CME: Pork Packers Run Dismal Gross Margins

US - CME's Daily Livestock Report for 13 February 2009.
calendar icon 16 February 2009
clock icon 3 minute read

The packer margin situation is almost perfectly opposite in the pork industry. Pork packers have run positively dismal gross margins since late last October — following near-record gross margins last summer. What a dramatic shift in just a few short months. The sharp decline in packers’ total gross margin (Figure 3) began with last fall’s almost simultaneous drop in cutout and byproduct values (Figure 4). While byproduct values have recovered some since mid-December, pork cutout values have not kept pace with hog prices paid by packers, leaving the pork meat margin near record low the past three weeks. This is not due to high hog prices caused by a shortage of hogs. Slaughter totals have been just about as expected from the December Hogs and Pigs report and have remained above 2.2 million every non-holiday week so far in 2009. It appears that packers are trying to maintain slaughter levels and supplier and customer relationships until cutout values improve seasonally — but the effort is getting rather costly with margins this low.

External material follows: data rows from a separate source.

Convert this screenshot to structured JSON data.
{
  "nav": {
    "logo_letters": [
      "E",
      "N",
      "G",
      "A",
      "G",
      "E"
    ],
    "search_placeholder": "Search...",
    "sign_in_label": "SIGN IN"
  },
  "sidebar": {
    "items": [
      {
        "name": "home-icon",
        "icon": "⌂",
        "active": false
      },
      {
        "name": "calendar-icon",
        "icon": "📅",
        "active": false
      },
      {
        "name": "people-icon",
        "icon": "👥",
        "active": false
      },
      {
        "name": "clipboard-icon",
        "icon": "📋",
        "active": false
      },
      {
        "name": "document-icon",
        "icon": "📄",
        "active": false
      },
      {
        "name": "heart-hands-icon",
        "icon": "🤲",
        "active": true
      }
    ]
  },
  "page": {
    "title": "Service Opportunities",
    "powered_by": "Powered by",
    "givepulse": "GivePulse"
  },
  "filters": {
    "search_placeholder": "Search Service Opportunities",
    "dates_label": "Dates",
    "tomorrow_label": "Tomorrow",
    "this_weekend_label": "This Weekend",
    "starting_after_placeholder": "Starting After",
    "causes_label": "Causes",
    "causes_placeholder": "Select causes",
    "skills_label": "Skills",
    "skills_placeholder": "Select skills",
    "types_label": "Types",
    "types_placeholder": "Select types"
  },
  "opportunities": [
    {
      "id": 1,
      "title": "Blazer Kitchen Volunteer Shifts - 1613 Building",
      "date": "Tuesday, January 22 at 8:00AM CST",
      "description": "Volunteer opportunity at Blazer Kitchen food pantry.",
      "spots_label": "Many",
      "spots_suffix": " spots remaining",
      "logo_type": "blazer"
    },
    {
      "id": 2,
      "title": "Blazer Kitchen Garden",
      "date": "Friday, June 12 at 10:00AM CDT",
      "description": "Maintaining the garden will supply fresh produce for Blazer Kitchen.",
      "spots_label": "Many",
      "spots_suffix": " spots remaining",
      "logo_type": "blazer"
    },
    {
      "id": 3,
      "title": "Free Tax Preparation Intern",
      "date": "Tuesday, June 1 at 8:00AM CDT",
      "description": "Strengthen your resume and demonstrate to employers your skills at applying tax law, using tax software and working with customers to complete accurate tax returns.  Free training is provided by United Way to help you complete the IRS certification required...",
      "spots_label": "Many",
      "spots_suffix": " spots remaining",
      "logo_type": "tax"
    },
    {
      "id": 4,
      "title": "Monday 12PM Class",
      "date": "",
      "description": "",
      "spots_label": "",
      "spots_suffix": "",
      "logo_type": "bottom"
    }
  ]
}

The low margins are also not due to expanded capacity. In fact, US capacity is currently 3,800/day lower due to the recent closure of producer-owned Meadowbrook Farms in Illinois. The company says that the closure is temporary and due to a cash flow crunch precipitated by a major customer breaking a contract to buy value-added products. The customer, Triad Foods, maintains that the real problem was Meadowbrook’s inability to consistently deliver the contracted product.